Так или иначе, исследования колониализма, права и культуры приходят к одинаковым выводам. Маневрируя между правовыми юрисдикциями и выбирая каждый раз наилучший для каждого конкретного случая судебный институт, подчиненные субъекты претворяли в реальность те самые культурные предпосылки, на которых зиждился колониализм, и таким образом лишь укрепляли его. Если рассматривать деятельность колониальных субъектов в институциональной и нормативной сферах, создается впечатление, что подобный образ действий колониальных субъектов представляет собой очередное свидетельство колониальной гегемонии. Однако в данном подходе кроется следующая проблема. Оценивать поведение подчиненных субъектов в колониальных терминах – значит попасть в замкнутый круг: изучая образ действий подчиненного субъекта в рамках колониальной системы значений, мы обнаруживаем лишь то, что деятельность субъекта обусловлена, а следовательно и ограничена именно этой системой. Очевидно, данный подход предлагает весьма узкие интерпретативные возможности: подчиненные субъекты, находясь под властью колонизаторов, занимаются некоторой деятельностью, которая ускользает от влияния системы значений, навязанной хозяевами; однако по той же причине своей подчиненности субъекты могут лишь закреплять эту систему значений. В любом случае в работах на основе данного подхода прослеживается нарратив о культурных различиях[20 - Parker K. M. The Historiography of Difference // LHR. 2005. Vol. 23. № 3. Р. 685–695.], поскольку различия представляют собой как предпосылку исследования, так и вывод из него[21 - Об ограничениях парадигмы сопротивления и господства см.: Moore S. F. Certainties Undone: Fifty Turbulent Years of Legal Anthropology, 1949–1999 // JRAI. 2001. Vol. 7. № 1. Р. 103–106.].
Осознавая описанный выше риск «теоретического исчерпания» (theoretical exhaustion)[22 - Maurer B. The Cultural Power of Law?
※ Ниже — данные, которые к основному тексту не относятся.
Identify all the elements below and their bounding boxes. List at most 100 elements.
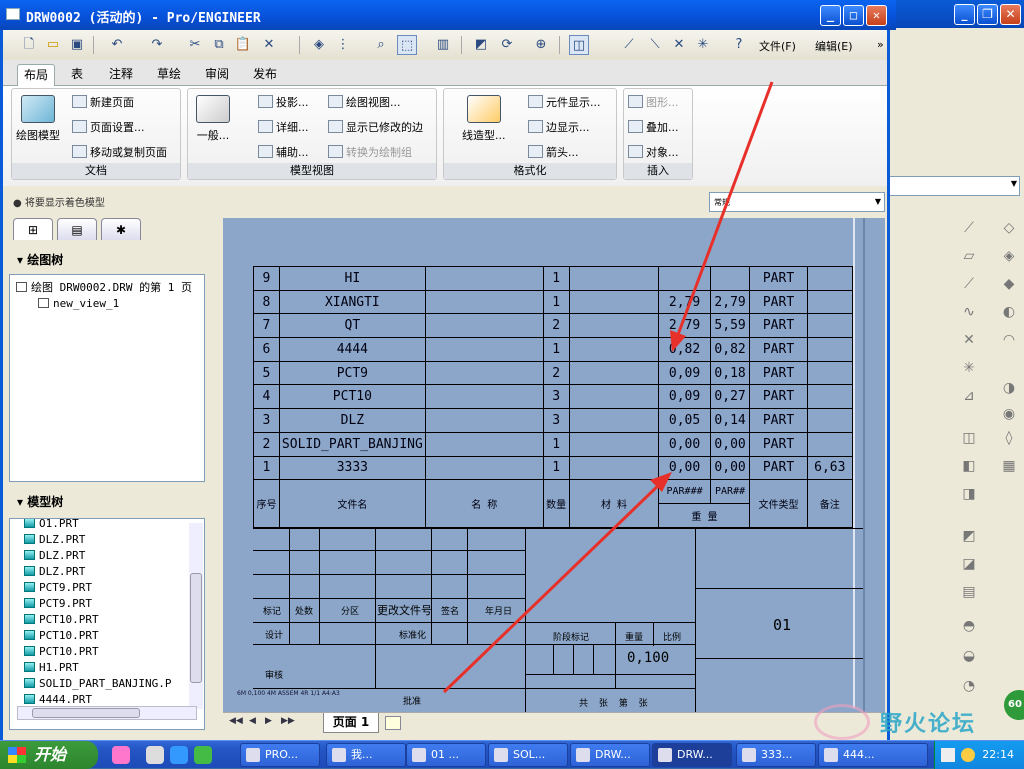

Conjunctive Readings // LHR. 2004. Vol. 38. № 4. Р. 843.], Джон Комарофф отмечает наличие у множества ученых сомнений по поводу того, «можно ли что-либо еще сказать на тему» права, колониализма и культуры[23 - Comaroff J. L. Colonialism, Culture, and the Law: A Foreword // LSI. 2011. № 26. Р. 307.]. Сам ученый не разделяет подобные пораженческие настроения и утверждает, что осталось еще много недосказанного. Комарофф выделяет четыре основополагающих координаты колониального правового режима. Во-первых, «понятие „колониальный режим“ обозначает разнообразные совокупности множества практик и институтов». Во-вторых, «правовая культура была определяющим фактором колониального общества». В-третьих, «колонии представляли собой главные площадки социально-правовых экспериментов». Наконец, в-четвертых, «социальная напряженность внутри империи на регулярной основе сглаживалась посредством закона»[24 - Ibid. Р. 314.].
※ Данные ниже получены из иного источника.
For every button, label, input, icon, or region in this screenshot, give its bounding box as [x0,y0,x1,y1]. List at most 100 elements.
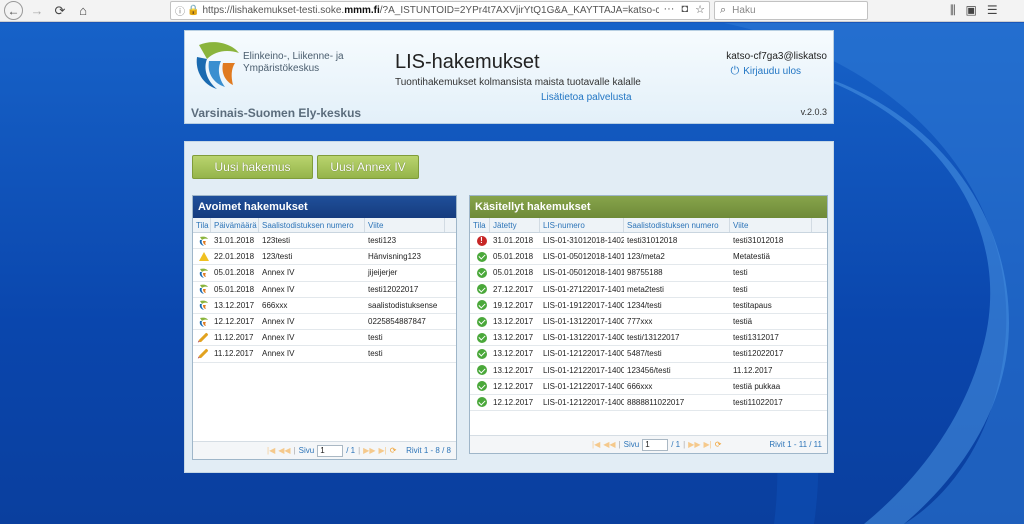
table-row[interactable]: 05.01.2018 Annex IV jijeijerjer [193,265,456,282]
row-status [470,346,490,361]
row-ref: Metatestiä [733,252,770,262]
table-row[interactable]: 13.12.2017 LIS-01-12122017-14002 123456/te… [470,363,827,379]
table-row[interactable]: 11.12.2017 Annex IV testi [193,330,456,347]
row-cert: Annex IV [262,333,295,343]
pager-separator: | [683,440,686,449]
more-icon[interactable]: ··· [663,3,674,16]
column-header-submitted[interactable]: Jätetty [490,218,540,232]
sidebar-icon[interactable]: ▣ [966,3,977,18]
search-icon: ⌕ [720,4,727,16]
status-ok-icon [476,348,487,359]
status-ely-logo-icon [199,317,208,327]
table-row[interactable]: 12.12.2017 LIS-01-12122017-14003 666xxx tes… [470,379,827,395]
row-ref: testi1312017 [733,333,779,343]
row-status [470,314,490,329]
row-lis-number: LIS-01-27122017-14010 [543,284,624,294]
row-ref: testi12022017 [368,284,419,294]
logout-link[interactable]: ⏻ Kirjaudu ulos [730,65,801,78]
row-date: 13.12.2017 [493,365,534,375]
row-date: 05.01.2018 [493,252,534,262]
table-row[interactable]: 11.12.2017 Annex IV testi [193,346,456,363]
table-row[interactable]: 12.12.2017 Annex IV 0225854887847 [193,314,456,331]
table-row[interactable]: 05.01.2018 Annex IV testi12022017 [193,282,456,298]
last-page-icon[interactable]: ▶| [703,440,711,449]
first-page-icon[interactable]: |◀ [267,446,275,455]
status-ely-logo-icon [199,300,208,311]
column-header-cert[interactable]: Saalistodistuksen numero [624,218,730,232]
ely-logo [196,42,239,89]
row-date: 19.12.2017 [493,300,534,310]
back-icon[interactable]: ← [4,1,23,20]
prev-page-icon[interactable]: ◀◀ [603,440,615,449]
library-icon[interactable]: ⫼ [950,3,956,18]
page-number-input[interactable]: 1 [317,444,344,457]
pager-separator: | [358,446,361,455]
prev-page-icon[interactable]: ◀◀ [278,446,290,455]
table-row[interactable]: 05.01.2018 LIS-01-05012018-14011 123/meta2… [470,249,827,266]
table-row[interactable]: 31.01.2018 123testi testi123 [193,233,456,250]
refresh-icon[interactable]: ⟳ [390,446,397,455]
last-page-icon[interactable]: ▶| [378,446,386,455]
row-status [193,298,211,313]
table-row[interactable]: 12.12.2017 LIS-01-12122017-14001 888881102… [470,395,827,412]
status-ok-icon [476,365,487,376]
table-row[interactable]: 27.12.2017 LIS-01-27122017-14010 meta2test… [470,282,827,298]
url-bar[interactable]: ⓘ 🔒 https://lishakemukset-testi.soke. mmm… [170,1,710,20]
bookmark-star-icon[interactable]: ☆ [695,3,705,16]
pocket-icon[interactable]: ◘ [681,3,688,16]
row-cert: 98755188 [627,268,663,278]
row-cert: testi31012018 [627,236,678,246]
table-row[interactable]: 13.12.2017 LIS-01-13122017-14006 testi/131… [470,330,827,347]
row-ref: saalistodistuksense [368,300,438,310]
info-icon[interactable]: ⓘ [175,3,185,18]
row-lis-number: LIS-01-12122017-14002 [543,365,624,375]
forward-icon[interactable]: → [28,2,46,20]
table-row[interactable]: ! 31.01.2018 LIS-01-31012018-14021 testi310… [470,233,827,250]
new-annex-button[interactable]: Uusi Annex IV [317,155,419,179]
processed-grid-rows: ! 31.01.2018 LIS-01-31012018-14021 testi310… [470,233,827,412]
column-header-date[interactable]: Päivämäärä [211,218,259,232]
row-date: 31.01.2018 [493,236,534,246]
column-header-cert[interactable]: Saalistodistuksen numero [259,218,365,232]
table-row[interactable]: 13.12.2017 666xxx saalistodistuksense [193,298,456,314]
pager-label: Sivu [623,440,640,449]
column-header-status[interactable]: Tila [470,218,490,232]
table-row[interactable]: 19.12.2017 LIS-01-19122017-14009 1234/test… [470,298,827,314]
next-page-icon[interactable]: ▶▶ [688,440,700,449]
service-info-link[interactable]: Lisätietoa palvelusta [541,92,632,103]
column-header-status[interactable]: Tila [193,218,211,232]
menu-icon[interactable]: ☰ [987,3,998,18]
column-header-ref[interactable]: Viite [730,218,812,232]
table-row[interactable]: 13.12.2017 LIS-01-12122017-14000 5487/test… [470,346,827,363]
reload-icon[interactable]: ⟳ [51,2,69,20]
next-page-icon[interactable]: ▶▶ [363,446,375,455]
pager-controls: |◀ ◀◀ | Sivu 1 / 1 | ▶▶ ▶| ⟳ [592,438,722,451]
home-icon[interactable]: ⌂ [74,2,92,20]
table-row[interactable]: 22.01.2018 123/testi Hänvisning123 [193,249,456,266]
first-page-icon[interactable]: |◀ [592,440,600,449]
lock-icon: 🔒 [187,5,200,16]
table-row[interactable]: 13.12.2017 LIS-01-13122017-14005 777xxx tes… [470,314,827,331]
table-row[interactable]: 05.01.2018 LIS-01-05012018-14014 98755188 t… [470,265,827,282]
column-header-lis-number[interactable]: LIS-numero [540,218,624,232]
row-date: 13.12.2017 [214,300,255,310]
region-name: Varsinais-Suomen Ely-keskus [191,106,362,120]
search-bar[interactable]: ⌕ Haku [714,1,868,20]
app-header: Elinkeino-, Liikenne- ja Ympäristökeskus… [184,30,834,124]
new-application-button[interactable]: Uusi hakemus [192,155,313,179]
url-rest: /?A_ISTUNTOID=2YPr4t7AXVjirYtQ1G&A_KAYTT… [379,5,664,16]
page-number-input[interactable]: 1 [642,438,669,451]
column-header-ref[interactable]: Viite [365,218,445,232]
row-lis-number: LIS-01-05012018-14011 [543,252,624,262]
row-date: 12.12.2017 [493,397,534,407]
open-grid-pager: |◀ ◀◀ | Sivu 1 / 1 | ▶▶ ▶| ⟳ Rivit 1 - 8… [193,441,456,459]
row-date: 05.01.2018 [214,268,255,278]
open-grid-rows: 31.01.2018 123testi testi123 22.01.2018 123/… [193,233,456,363]
row-cert: Annex IV [262,284,295,294]
row-date: 11.12.2017 [214,333,254,343]
refresh-icon[interactable]: ⟳ [715,440,722,449]
status-ely-logo-icon [199,284,208,295]
power-icon: ⏻ [730,65,740,77]
row-status [470,330,490,345]
username: katso-cf7ga3@liskatso [726,51,827,62]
Критика исследований Комароффа, однако, утверждает, что ученый попросту придерживается курса, который предполагает множество этнографических иллюстраций в отсутствие каких-либо концептуальных изысканий. Билл Маурер заявляет, что гораздо полезнее было бы рассмотреть, что связывает право и общество (или право и культуру). Многие отмечают, что право и культура дополняют друг друга. Однако, по Мауреру, само по себе это наблюдение не помогает прояснить, каким же образом происходит процесс, который управляет их взаимозависимостью. Салли Энгл Мерри замечает, что «стоит только признать взаимосвязь права с культурой, как становится ясно, что понятие взаимоопределения не поможет провести анализ важных вопросов власти и изменений. Данные вопросы касаются разного уровня власти различных форм права, правоприменительной деятельности, правосознания, правового регулирования и роли всех этих факторов в формировании культурных практик, а также способности культурных практик влиять на правовые нормы и воплощать их в жизнь»[25 - Merry S. E. Comments on Comments // LSR. 2004. Vol. 38. № 4. Р. 861–866.].
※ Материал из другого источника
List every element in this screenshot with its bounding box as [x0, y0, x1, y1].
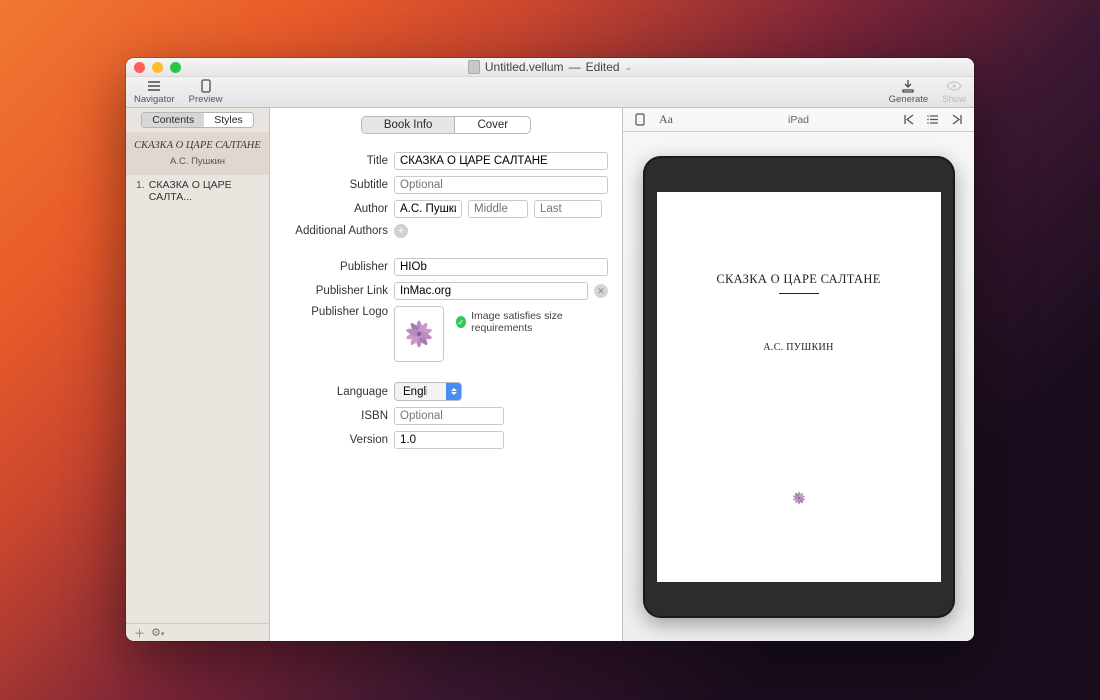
publisher-input[interactable] [394, 258, 608, 276]
eye-icon [945, 78, 963, 94]
clear-link-icon[interactable]: ✕ [594, 284, 608, 298]
sidebar-book-author: А.С. Пушкин [134, 156, 261, 167]
gear-icon[interactable]: ⚙︎▾ [151, 626, 164, 639]
add-icon[interactable]: ＋ [134, 625, 145, 641]
last-page-icon[interactable] [950, 113, 964, 127]
author-last-input[interactable] [534, 200, 602, 218]
toolbar: Navigator Preview Generate Show [126, 77, 974, 108]
preview-author: А.С. ПУШКИН [763, 342, 833, 353]
publisher-label: Publisher [270, 261, 388, 273]
ipad-frame: СКАЗКА О ЦАРЕ САЛТАНЕ А.С. ПУШКИН [643, 156, 955, 618]
sidebar: Contents Styles СКАЗКА О ЦАРЕ САЛТАНЕ А.… [126, 108, 270, 641]
window-filename: Untitled.vellum [485, 60, 564, 74]
toc-icon[interactable] [926, 113, 940, 127]
flower-icon [789, 488, 809, 508]
author-label: Author [270, 203, 388, 215]
sidebar-item[interactable]: 1. СКАЗКА О ЦАРЕ САЛТА... [126, 175, 269, 207]
version-label: Version [270, 434, 388, 446]
logo-note: ✓ Image satisfies size requirements [456, 310, 608, 334]
version-input[interactable] [394, 431, 504, 449]
publisher-link-input[interactable] [394, 282, 588, 300]
publisher-logo-well[interactable] [394, 306, 444, 362]
app-window: Untitled.vellum — Edited ⌄ Navigator Pre… [126, 58, 974, 641]
subtitle-input[interactable] [394, 176, 608, 194]
sidebar-book-title: СКАЗКА О ЦАРЕ САЛТАНЕ [134, 140, 261, 153]
sidebar-book-header[interactable]: СКАЗКА О ЦАРЕ САЛТАНЕ А.С. Пушкин [126, 132, 269, 175]
window-status: Edited [586, 60, 620, 74]
document-icon [468, 60, 480, 74]
tab-contents[interactable]: Contents [142, 113, 204, 127]
titlebar: Untitled.vellum — Edited ⌄ [126, 58, 974, 77]
show-button[interactable]: Show [942, 78, 966, 105]
author-first-input[interactable] [394, 200, 462, 218]
flower-icon [398, 313, 440, 355]
device-icon[interactable] [633, 113, 647, 127]
logo-note-text: Image satisfies size requirements [471, 310, 608, 334]
preview-title: СКАЗКА О ЦАРЕ САЛТАНЕ [716, 272, 880, 287]
language-label: Language [270, 386, 388, 398]
add-author-button[interactable]: + [394, 224, 408, 238]
generate-button[interactable]: Generate [889, 78, 929, 105]
tab-styles[interactable]: Styles [204, 113, 253, 127]
first-page-icon[interactable] [902, 113, 916, 127]
title-input[interactable] [394, 152, 608, 170]
preview-label: Preview [189, 94, 223, 105]
additional-authors-label: Additional Authors [270, 225, 388, 237]
publisher-logo-label: Publisher Logo [270, 306, 388, 318]
preview-button[interactable]: Preview [189, 78, 223, 105]
generate-label: Generate [889, 94, 929, 105]
check-icon: ✓ [456, 316, 467, 328]
isbn-label: ISBN [270, 410, 388, 422]
device-icon [197, 78, 215, 94]
center-panel: Book Info Cover Title Subtitle Author [270, 108, 623, 641]
navigator-button[interactable]: Navigator [134, 78, 175, 105]
author-middle-input[interactable] [468, 200, 528, 218]
chevron-down-icon[interactable]: ⌄ [625, 62, 633, 73]
title-label: Title [270, 155, 388, 167]
publisher-link-label: Publisher Link [270, 285, 388, 297]
preview-panel: Aa iPad СКАЗКА О ЦАРЕ С [623, 108, 974, 641]
tab-cover[interactable]: Cover [454, 117, 530, 133]
ipad-screen: СКАЗКА О ЦАРЕ САЛТАНЕ А.С. ПУШКИН [657, 192, 941, 582]
navigator-label: Navigator [134, 94, 175, 105]
sidebar-item-num: 1. [136, 179, 145, 203]
preview-logo [789, 488, 809, 512]
tab-book-info[interactable]: Book Info [362, 117, 455, 133]
subtitle-label: Subtitle [270, 179, 388, 191]
sidebar-item-label: СКАЗКА О ЦАРЕ САЛТА... [149, 179, 259, 203]
center-tabs: Book Info Cover [361, 116, 531, 134]
language-select[interactable]: English [394, 382, 462, 401]
isbn-input[interactable] [394, 407, 504, 425]
font-icon[interactable]: Aa [659, 113, 673, 127]
list-icon [145, 78, 163, 94]
sidebar-tabs: Contents Styles [141, 112, 254, 128]
download-icon [899, 78, 917, 94]
title-rule [779, 293, 819, 294]
show-label: Show [942, 94, 966, 105]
Однако, при всех прочих равных условиях, разве подобные наблюдения не приглашают нас к размышлению о социокультурных изменениях с той же позиции, с которой историки часто рассматривают прошлое? Разве само требование изучить взаимосвязь права с культурой не является призывом сосредоточиться на происходящих в обществе трансформациях, на стимулирующих и дестимулирующих факторах, определяющих повторяемость тех или иных практик, и увидеть, каким образом набор тех или иных понятий, ценностей и установок приобретает актуальность и становится традицией определенной эпохи? Для ответа на эти вопросы я предлагаю начать с простого наблюдения, что колониальное взаимодействие, как и любое другое, всегда ведет к определенным переменам. Несмотря на расплывчатый, вероятностный и фрагментарный характер колониального взаимодействия, мы можем утверждать, что краеугольным камнем колониализма являются социокультурные изменения.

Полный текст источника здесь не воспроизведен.